Quali professionisti sono più in difficoltà?

La quantità di queste storie è proporzionale all’estensione delle aree occupate, ma anche alle spalle dei soldati ucraini, dove la guerra non è ancora arrivata, non mancano problematiche. Se si chiedesse a qualunque redattore in Ucraina quali sono i problemi principali, è probabile che menzioni le difficoltà finanziarie e la carenza di personale. “Per noi, il problema finanziario è molto serio; cerchiamo altri modi per trovare fondi, come sovvenzioni o contratti pubblicitari”, commenta Yukhymets, caporedattore di Shpalta, che ha dedicato molta attenzione a questa questione. Le difficoltà finanziarie portano inevitabilmente a problemi di personale: lo stipendio medio di un giornalista locale non è elevato, anzi. Inoltre, alcuni, dopo aver iniziato a esercitare la professione, rimangono delusi e poi lasciano. Oleksandr, per far fronte alla carenza di personale, mantiene i contatti con la cattedra di giornalismo dell’università locale per eventuali assunzioni.

Un sito web senza elettricità

Nonostante i continui attacchi russi alle infrastrutture energetiche ucraine, che rendono problematico l'accesso all’elettricità, l’attività dei giornalisti non si ferma, ma si adegua. È il caso di Oleksandr Yukhymets e della piattaforma online Shpalta. “Non potevamo montare i servizi video per poi pubblicarli sul nostro sito. Siamo stati costretti a pianificare tutte le nostre attività in maniera molto precisa, adattando i nostri orari alle fasce della giornata in cui c’era l’elettricità. È un problema che si ripresenterà anche il prossimo inverno".

Abbiamo visto chilometri di tubi, tonnellate di risorse… ma non il bisogno sociale di informazione
Lina Kushch

“Nessun piano di ricostruzione dell’Ucraina, presentato a Lugano, Berlino o Londra, prevede un aiuto ai media indipendenti”. Nell’intervista la Prima Segretaria dell’Unione Nazionale dei Giornalisti Lina Kushch sottolinea l’importanza dei media locali e afferma che, purtroppo, il governo ucraino non vuole sostenerli. “I giornalisti locali devono essere considerati non come un semplice oggetto che si limita a lodare le autorità e a parlare del processo di ricostruzione, ma come soggetto attivo, che deve controllare come vengono spesi i soldi, anche quelli che ci daranno per il rinnovo del territorio”. A questo proposito, secondo Kushch, i media locali sono una vera e propria “infrastruttura” essenziale, che garantisce il servizio informativo.

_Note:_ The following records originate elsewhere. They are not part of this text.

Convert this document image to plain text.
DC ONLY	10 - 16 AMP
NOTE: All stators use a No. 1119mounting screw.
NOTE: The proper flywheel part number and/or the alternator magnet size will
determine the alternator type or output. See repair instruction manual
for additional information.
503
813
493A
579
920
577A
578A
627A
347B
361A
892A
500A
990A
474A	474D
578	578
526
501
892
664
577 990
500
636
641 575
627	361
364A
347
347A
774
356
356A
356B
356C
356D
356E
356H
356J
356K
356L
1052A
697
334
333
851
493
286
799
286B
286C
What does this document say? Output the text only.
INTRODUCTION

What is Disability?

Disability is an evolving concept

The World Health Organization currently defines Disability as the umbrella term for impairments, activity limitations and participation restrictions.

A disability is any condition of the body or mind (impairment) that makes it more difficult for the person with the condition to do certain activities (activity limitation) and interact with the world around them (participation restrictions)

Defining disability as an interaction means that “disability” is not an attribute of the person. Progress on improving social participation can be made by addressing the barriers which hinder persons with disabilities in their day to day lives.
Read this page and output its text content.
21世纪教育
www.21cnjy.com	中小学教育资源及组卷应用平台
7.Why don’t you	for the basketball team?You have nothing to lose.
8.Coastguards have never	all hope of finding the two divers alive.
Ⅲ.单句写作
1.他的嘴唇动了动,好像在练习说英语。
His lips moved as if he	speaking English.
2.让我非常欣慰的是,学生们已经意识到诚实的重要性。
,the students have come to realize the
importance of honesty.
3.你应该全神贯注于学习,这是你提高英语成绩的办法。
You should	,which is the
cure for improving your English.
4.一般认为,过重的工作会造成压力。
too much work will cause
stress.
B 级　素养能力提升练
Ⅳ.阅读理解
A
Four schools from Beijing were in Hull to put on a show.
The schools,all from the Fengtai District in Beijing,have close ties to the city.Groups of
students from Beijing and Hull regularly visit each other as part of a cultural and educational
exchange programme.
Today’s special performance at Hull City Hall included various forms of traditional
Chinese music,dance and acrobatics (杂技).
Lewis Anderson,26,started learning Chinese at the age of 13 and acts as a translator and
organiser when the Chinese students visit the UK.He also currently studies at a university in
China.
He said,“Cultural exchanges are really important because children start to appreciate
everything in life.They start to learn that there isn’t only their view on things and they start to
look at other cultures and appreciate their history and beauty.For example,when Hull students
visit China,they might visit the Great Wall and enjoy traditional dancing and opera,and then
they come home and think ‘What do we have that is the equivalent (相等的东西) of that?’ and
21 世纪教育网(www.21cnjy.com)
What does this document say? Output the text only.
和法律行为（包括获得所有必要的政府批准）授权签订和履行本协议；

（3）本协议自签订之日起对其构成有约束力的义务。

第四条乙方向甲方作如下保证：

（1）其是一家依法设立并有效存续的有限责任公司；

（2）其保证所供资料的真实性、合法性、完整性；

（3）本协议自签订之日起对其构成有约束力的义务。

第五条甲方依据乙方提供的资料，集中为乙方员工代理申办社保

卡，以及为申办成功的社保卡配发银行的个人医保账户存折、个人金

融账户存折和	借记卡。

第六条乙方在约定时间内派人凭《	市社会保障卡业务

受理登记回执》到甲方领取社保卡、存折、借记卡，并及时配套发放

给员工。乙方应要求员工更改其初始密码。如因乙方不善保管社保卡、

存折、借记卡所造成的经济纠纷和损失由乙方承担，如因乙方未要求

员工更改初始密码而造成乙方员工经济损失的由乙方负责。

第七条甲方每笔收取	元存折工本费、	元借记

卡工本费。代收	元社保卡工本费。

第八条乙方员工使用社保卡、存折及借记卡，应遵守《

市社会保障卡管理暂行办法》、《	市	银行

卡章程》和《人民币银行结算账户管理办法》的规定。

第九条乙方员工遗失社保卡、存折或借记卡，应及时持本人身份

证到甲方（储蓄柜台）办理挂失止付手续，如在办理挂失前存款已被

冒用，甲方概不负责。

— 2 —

Attualmente alcuni media locali esistono ancora grazie soprattutto al sostegno delle organizzazioni giornalistiche e ai fondi internazionali. Ad esempio, dal 2022, la fondazione svizzera Hirondelle aiuta i media ucraini a sopravvivere in questi tempi difficili.

Formare nuovi giornalisti

Anche formare i futuri giornalisti è diventato più complicato, specialmente quando le lezioni non si tengono in aula. “Non abbiamo sempre una connessione internet di qualità”, spiega la responsabile della cattedra Liubov Vasylyk. “Inoltre, ci sono i blackout programmati. Dobbiamo trovare modi per essere più flessibili. Se una lezione era stata pianificata per una determinata ora, cambiamo l’orario. Tuttavia, spesso succede che gli orari delle lezioni non coincidano con i momenti in cui i nostri studenti hanno l’elettricità. Per questo è molto difficile coprire l'intero flusso di studenti con l'insegnamento”. 

Nonostante le difficoltà, l’Università ha adattato il programma, aggiungendo nuove materie come “IA in giornalismo”, “Sicurezza personale dei giornalisti”, “Giornalismo di guerra” e “Mass media non istituzionalizzati” (come Telegram, Instagram, TikTok). Tuttavia, secondo la responsabile della cattedra, alcune materie, come il montaggio video o il fotogiornalismo, sono quasi impossibili da insegnare a distanza perché richiedono pratica diretta.

Dall’inizio dell’invasione, l’Università ha accolto nei suoi dormitori molti rifugiati dalle regioni sotto attacco. Uno degli insegnanti di giornalismo combina il suo lavoro con l’attività di volontariato, aiutando le vittime di guerra e portando aiuti umanitari. “Ha già chiesto molte volte di cambiare gli orari delle lezioni”, dice con un sorriso Vasylyk.

Il fenomeno di Telegram

Alcuni canali di informazione su servizi di messaggistica istantanea hanno un pubblico più vasto rispetto ai media tradizionali. E in Ucraina è Telegram a primeggiare in questa categoria. Oleksandr Yukhymets spiega questa popolarità, sottolineando che i canali Telegram spesso non sono affidabili: “La gente oggigiorno tende a fidarsi maggiormente di fonti di informazione non convenzionali, come un blogger di fiducia o un canale Telegram con autori anonimi. Per le persone è più facile leggere le notizie nelle chat o nei feed dei social media. Dobbiamo adattarci anche noi”.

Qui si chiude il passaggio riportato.